6. NFTs are not all the same: a few points of nuance
What is required to generate the image from the on-chain data?
Art Blocks: marketed as on-chain art but require large external libraries to generate the art.
In contrast, SVG on-chain art is rendered by every browser and it is human readable.
E.g., if you read the SVG for OCM, it says: draw a circle at x,y coordinates with radius r, and
fill in with color RGB. Without any external library, anyone could independently recreate the
image.
7. Technical progression for one slice of NFTs over the past ~5 years
Cryptopunks were minted in June 2017. Artwork was off-chain (e.g., used a URL pointer). Was one of the first
projects that created the 10,000 “standard” collection size format.
● Recognizing the value of having an on-chain collection, last year they put the images on-chain.

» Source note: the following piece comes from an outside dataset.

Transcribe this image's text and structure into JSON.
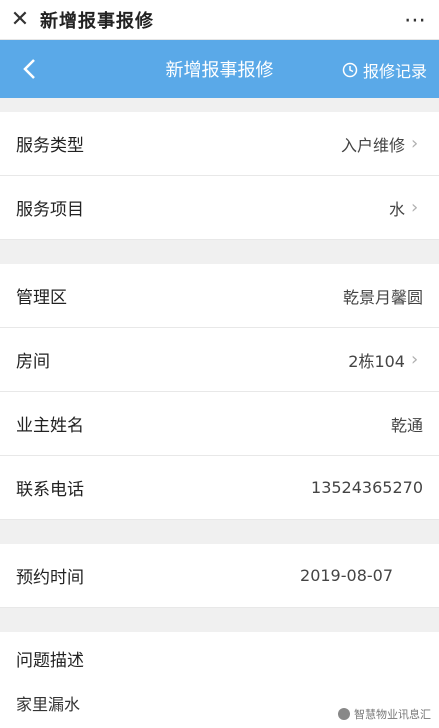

● Spent the ETH, they can do that because punk images are 24x24 pixels, low amount of data spread across
several transactions (over 73 million gas).

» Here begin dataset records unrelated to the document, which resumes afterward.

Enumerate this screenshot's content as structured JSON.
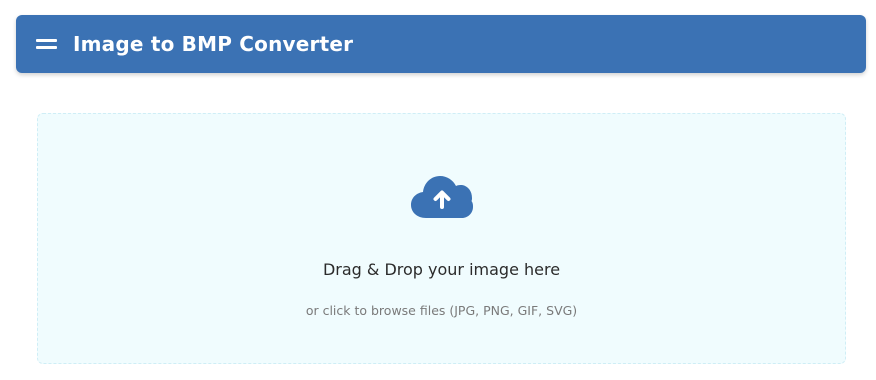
{
  "header": {
    "title": "Image to BMP Converter",
    "menu_icon": "hamburger-menu-icon",
    "background_color": "#3b72b4"
  },
  "dropzone": {
    "icon": "cloud-upload-icon",
    "primary_text": "Drag & Drop your image here",
    "secondary_text": "or click to browse files (JPG, PNG, GIF, SVG)",
    "background_color": "#f0fcfe",
    "icon_color": "#3b72b4"
  }
}
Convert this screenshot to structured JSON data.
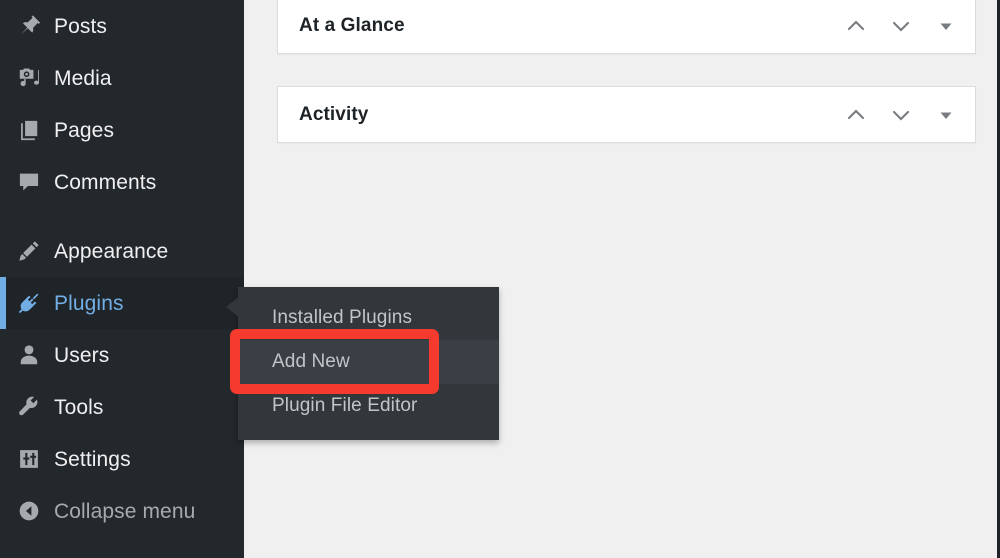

Bored Ape Yacht Club showed how to quickly build a community project with the help of traditional media / PR
companies, but their metadata and images are off-chain.
ArtBlocks: metadata is on-chain but the images need libraries to generate the actual image. Their argument is
that the libraries are widely distributed used by millions of people so unlikely that the libraries will disappear.

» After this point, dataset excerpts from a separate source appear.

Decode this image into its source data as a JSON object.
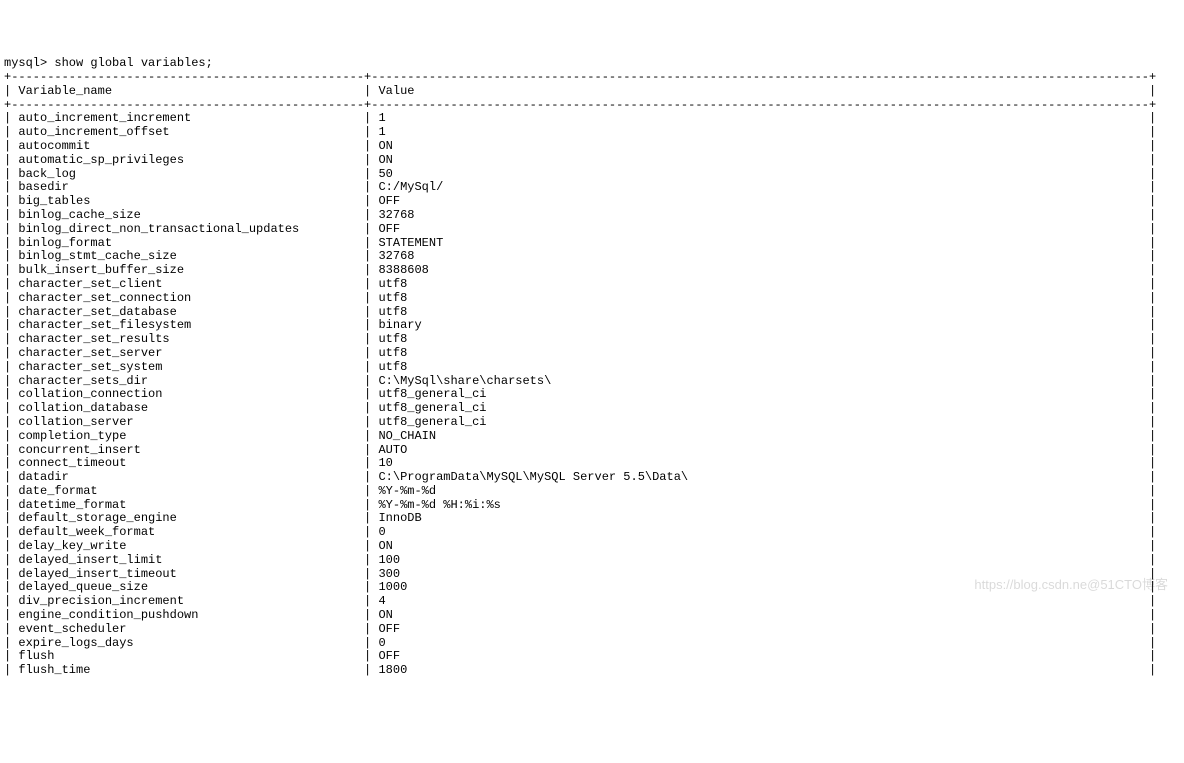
{
  "prompt": "mysql> ",
  "command": "show global variables;",
  "header": {
    "col1": "Variable_name",
    "col2": "Value"
  },
  "col1_width": 49,
  "col2_width": 108,
  "rows": [
    {
      "name": "auto_increment_increment",
      "value": "1"
    },
    {
      "name": "auto_increment_offset",
      "value": "1"
    },
    {
      "name": "autocommit",
      "value": "ON"
    },
    {
      "name": "automatic_sp_privileges",
      "value": "ON"
    },
    {
      "name": "back_log",
      "value": "50"
    },
    {
      "name": "basedir",
      "value": "C:/MySql/"
    },
    {
      "name": "big_tables",
      "value": "OFF"
    },
    {
      "name": "binlog_cache_size",
      "value": "32768"
    },
    {
      "name": "binlog_direct_non_transactional_updates",
      "value": "OFF"
    },
    {
      "name": "binlog_format",
      "value": "STATEMENT"
    },
    {
      "name": "binlog_stmt_cache_size",
      "value": "32768"
    },
    {
      "name": "bulk_insert_buffer_size",
      "value": "8388608"
    },
    {
      "name": "character_set_client",
      "value": "utf8"
    },
    {
      "name": "character_set_connection",
      "value": "utf8"
    },
    {
      "name": "character_set_database",
      "value": "utf8"
    },
    {
      "name": "character_set_filesystem",
      "value": "binary"
    },
    {
      "name": "character_set_results",
      "value": "utf8"
    },
    {
      "name": "character_set_server",
      "value": "utf8"
    },
    {
      "name": "character_set_system",
      "value": "utf8"
    },
    {
      "name": "character_sets_dir",
      "value": "C:\\MySql\\share\\charsets\\"
    },
    {
      "name": "collation_connection",
      "value": "utf8_general_ci"
    },
    {
      "name": "collation_database",
      "value": "utf8_general_ci"
    },
    {
      "name": "collation_server",
      "value": "utf8_general_ci"
    },
    {
      "name": "completion_type",
      "value": "NO_CHAIN"
    },
    {
      "name": "concurrent_insert",
      "value": "AUTO"
    },
    {
      "name": "connect_timeout",
      "value": "10"
    },
    {
      "name": "datadir",
      "value": "C:\\ProgramData\\MySQL\\MySQL Server 5.5\\Data\\"
    },
    {
      "name": "date_format",
      "value": "%Y-%m-%d"
    },
    {
      "name": "datetime_format",
      "value": "%Y-%m-%d %H:%i:%s"
    },
    {
      "name": "default_storage_engine",
      "value": "InnoDB"
    },
    {
      "name": "default_week_format",
      "value": "0"
    },
    {
      "name": "delay_key_write",
      "value": "ON"
    },
    {
      "name": "delayed_insert_limit",
      "value": "100"
    },
    {
      "name": "delayed_insert_timeout",
      "value": "300"
    },
    {
      "name": "delayed_queue_size",
      "value": "1000"
    },
    {
      "name": "div_precision_increment",
      "value": "4"
    },
    {
      "name": "engine_condition_pushdown",
      "value": "ON"
    },
    {
      "name": "event_scheduler",
      "value": "OFF"
    },
    {
      "name": "expire_logs_days",
      "value": "0"
    },
    {
      "name": "flush",
      "value": "OFF"
    },
    {
      "name": "flush_time",
      "value": "1800"
    }
  ],
  "watermark": "https://blog.csdn.ne@51CTO博客"
}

Assets fully on-chain: Autoglyphs, Avastars, Chain Runners, Anonymice, OnChainMonkey
Next evolution: only so much can be included on-chain, metadata can be on-chain while larger, higher resolution
images can be on separate infrastructure (IPFS or another chain altogether).
8. Engineering feedback
“Generative art via SVGs can be fun except most collectors generally do not care. And SVG is not
supported by the major platforms yet.
Also: not all generative projects are created equally. This past week a couple of developers showed
off some hobby code on social media but I hope people don't use their github libraries because they
are so wasteful and inefficient. The code was built with good intention but blockchains like
Ethereum are a public utility, and it should not be wasted on inefficient code like the experimental
version they showcased. It would be like I designed a template for you to make a lead-based gas
guzzler SUV: here's a wonderful design for you to easily build a big and loud and polluting SUV! So
the question of, who gets to use it? Unfortunately there are a lot of cash grabs that put a squeeze
on transaction fees and clog up the network.
Another analogy is Mount Rushmore: who gets to carve up this blockchain? Anyone who is willing
to pay? Maybe that is the answer, so then nothing inherently wrong with deploying a contract.”